Kasus kematian Juwita, seorang jurnalis berusia 23 tahun yang ditemukan tewas di Banjarbaru, Kalimantan Selatan, menghadirkan kebutuhan mendesak untuk penyelidikan yang lebih komprehensif. Juwita tidak hanya menjadi korban pemerkosaan, tetapi juga diduga merupakan korban pembunuhan, yang memunculkan berbagai pertanyaan terkait keadilan dan hak-hak korban.
Tim kuasa hukum Juwita, yang dipimpin oleh Muhamad Pazri, mengajukan permohonan kepada pihak penyidik untuk melakukan tes DNA terhadap sperma yang ditemukan di rahim jenazahnya. Menurut keterangan dokter forensik, volume sperma tersebut cukup besar, mengindikasikan potensi adanya kekerasan seksual yang lebih besar daripada yang selama ini diketahui. “Kami minta untuk segera melakukan tes DNA guna memastikan asal-usul sperma tersebut, sehingga bisa diketahui siapa yang bertanggung jawab,” tegas Pazri.
Permintaan melakukan tes DNA ini merupakan salah satu langkah dalam upaya untuk mendapatkan kejelasan terkait dengan latar belakang kasus yang masih menyisakan banyak pertanyaan. Laporan awal yang diterima menunjukkan bahwa Juwita mengalami kekerasan seksual sebelum dibunuh. Berdasarkan keterangan Pazri, pemerkosaan terjadi dua kali sebelum kematian korban, dengan kejadian pertama diperkirakan terjadi antara tanggal 25 hingga 30 Desember 2024, dan yang kedua pada 22 Maret 2025, saat jasad korban ditemukan.
Pazri menambahkan, pihaknya juga meminta penyidik untuk memeriksa rekaman CCTV di kawasan sekitar lokasi kejadian.

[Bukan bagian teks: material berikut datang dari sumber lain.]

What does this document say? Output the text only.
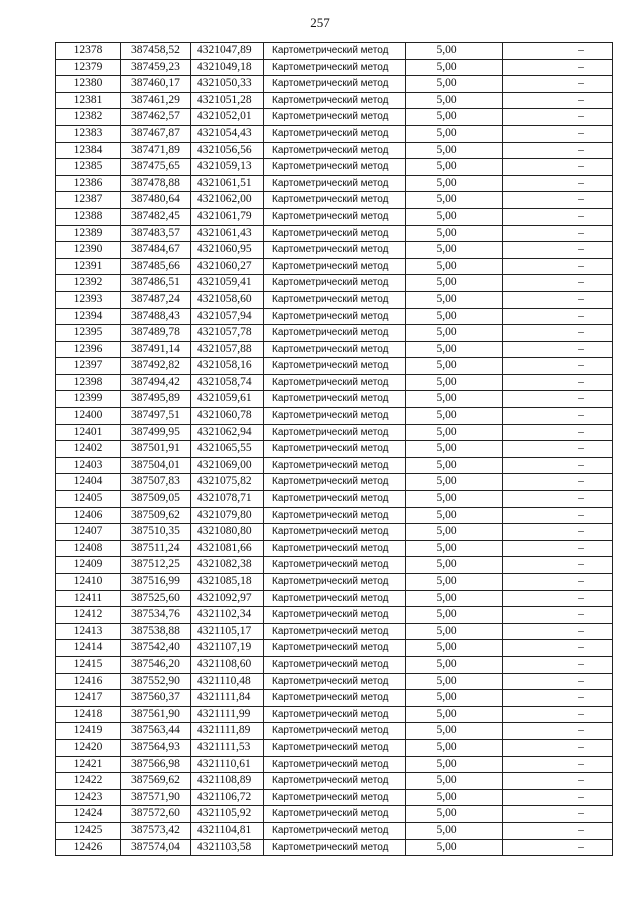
257
12378	387458,52	4321047,89	Картометрический метод	5,00	–
12379	387459,23	4321049,18	Картометрический метод	5,00	–
12380	387460,17	4321050,33	Картометрический метод	5,00	–
12381	387461,29	4321051,28	Картометрический метод	5,00	–
12382	387462,57	4321052,01	Картометрический метод	5,00	–
12383	387467,87	4321054,43	Картометрический метод	5,00	–
12384	387471,89	4321056,56	Картометрический метод	5,00	–
12385	387475,65	4321059,13	Картометрический метод	5,00	–
12386	387478,88	4321061,51	Картометрический метод	5,00	–
12387	387480,64	4321062,00	Картометрический метод	5,00	–
12388	387482,45	4321061,79	Картометрический метод	5,00	–
12389	387483,57	4321061,43	Картометрический метод	5,00	–
12390	387484,67	4321060,95	Картометрический метод	5,00	–
12391	387485,66	4321060,27	Картометрический метод	5,00	–
12392	387486,51	4321059,41	Картометрический метод	5,00	–
12393	387487,24	4321058,60	Картометрический метод	5,00	–
12394	387488,43	4321057,94	Картометрический метод	5,00	–
12395	387489,78	4321057,78	Картометрический метод	5,00	–
12396	387491,14	4321057,88	Картометрический метод	5,00	–
12397	387492,82	4321058,16	Картометрический метод	5,00	–
12398	387494,42	4321058,74	Картометрический метод	5,00	–
12399	387495,89	4321059,61	Картометрический метод	5,00	–
12400	387497,51	4321060,78	Картометрический метод	5,00	–
12401	387499,95	4321062,94	Картометрический метод	5,00	–
12402	387501,91	4321065,55	Картометрический метод	5,00	–
12403	387504,01	4321069,00	Картометрический метод	5,00	–
12404	387507,83	4321075,82	Картометрический метод	5,00	–
12405	387509,05	4321078,71	Картометрический метод	5,00	–
12406	387509,62	4321079,80	Картометрический метод	5,00	–
12407	387510,35	4321080,80	Картометрический метод	5,00	–
12408	387511,24	4321081,66	Картометрический метод	5,00	–
12409	387512,25	4321082,38	Картометрический метод	5,00	–
12410	387516,99	4321085,18	Картометрический метод	5,00	–
12411	387525,60	4321092,97	Картометрический метод	5,00	–
12412	387534,76	4321102,34	Картометрический метод	5,00	–
12413	387538,88	4321105,17	Картометрический метод	5,00	–
12414	387542,40	4321107,19	Картометрический метод	5,00	–
12415	387546,20	4321108,60	Картометрический метод	5,00	–
12416	387552,90	4321110,48	Картометрический метод	5,00	–
12417	387560,37	4321111,84	Картометрический метод	5,00	–
12418	387561,90	4321111,99	Картометрический метод	5,00	–
12419	387563,44	4321111,89	Картометрический метод	5,00	–
12420	387564,93	4321111,53	Картометрический метод	5,00	–
12421	387566,98	4321110,61	Картометрический метод	5,00	–
12422	387569,62	4321108,89	Картометрический метод	5,00	–
12423	387571,90	4321106,72	Картометрический метод	5,00	–
12424	387572,60	4321105,92	Картометрический метод	5,00	–
12425	387573,42	4321104,81	Картометрический метод	5,00	–
12426	387574,04	4321103,58	Картометрический метод	5,00	–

Data ini diharapkan bisa memberikan keterangan lebih lanjut mengenai kronologi dan situasi yang mengelilingi peristiwa tragis ini. “Pengecekan rekaman CCTV sangat penting untuk mendapatkan informasi detail mengenai rute perjalanan korban dan kondisi di tempat kejadian,” ungkapnya.
Kasus ini semakin terlihat jelas ketika informasi dari sumber yang dekat dengan keluarga korban menyebutkan terduga pelaku adalah seorang anggota militer dengan inisial ‘J’, yang dikenal sebelumnya bertugas di Pangkalan TNI Angkatan Laut Balikpapan. Kejadian mencurigakan ini bermula dari perkenalan keduanya melalui media sosial. Pelaku diduga meminta Juwita untuk memesan kamar hotel di Banjarbaru di mana serangkaian kejadian tragis pun dimulai.
Lebih lanjut, saat pihak keluarga pertama kali menemukan Juwita di tempat kejadian, tidak ada tanda-tanda yang menunjukkan kecelakaan tunggal, sebaliknya, terdapat memar di leher korban dan hilangnya ponsel sebagai faktor yang memperkuat dugaan adanya tindak kejahatan. “Hasil autopsi menyatakan bahwa kematian Juwita adalah akibat pembunuhan, dengan adanya memar di bagian intim korban, yang menunjukkan bahwa dia mengalami kekerasan sebelum dibunuh,” papar Pazri.
Menyusul segala fakta yang terungkap, pihak kuasa hukum berharap agar penyidik bisa melakukan tes DNA di luar Kalimantan Selatan, seperti di Surabaya atau Jakarta, karena fasilitas forensik di wilayah tersebut dinilai belum memadai untuk mendapatkan hasil yang akurat dan efektif. “Kami akan terus mendesak agar setiap langkah pengusutan dilakukan dengan cepat dan profesional, agar keadilan bagi Juwita dapat ditegakkan,” tutup Muhamad Pazri.
Melihat situasi ini, banyak pihak berharap agar kasus Juwita menjadi titik balik bagi upaya penegakan hukum di Indonesia, terutama dalam kasus-kasus kekerasan terhadap perempuan. Diperlukan komitmen bersama dari berbagai pihak untuk memastikan bahwa hal serupa tidak terulang dan setiap korban mendapatkan keadilan yang layak.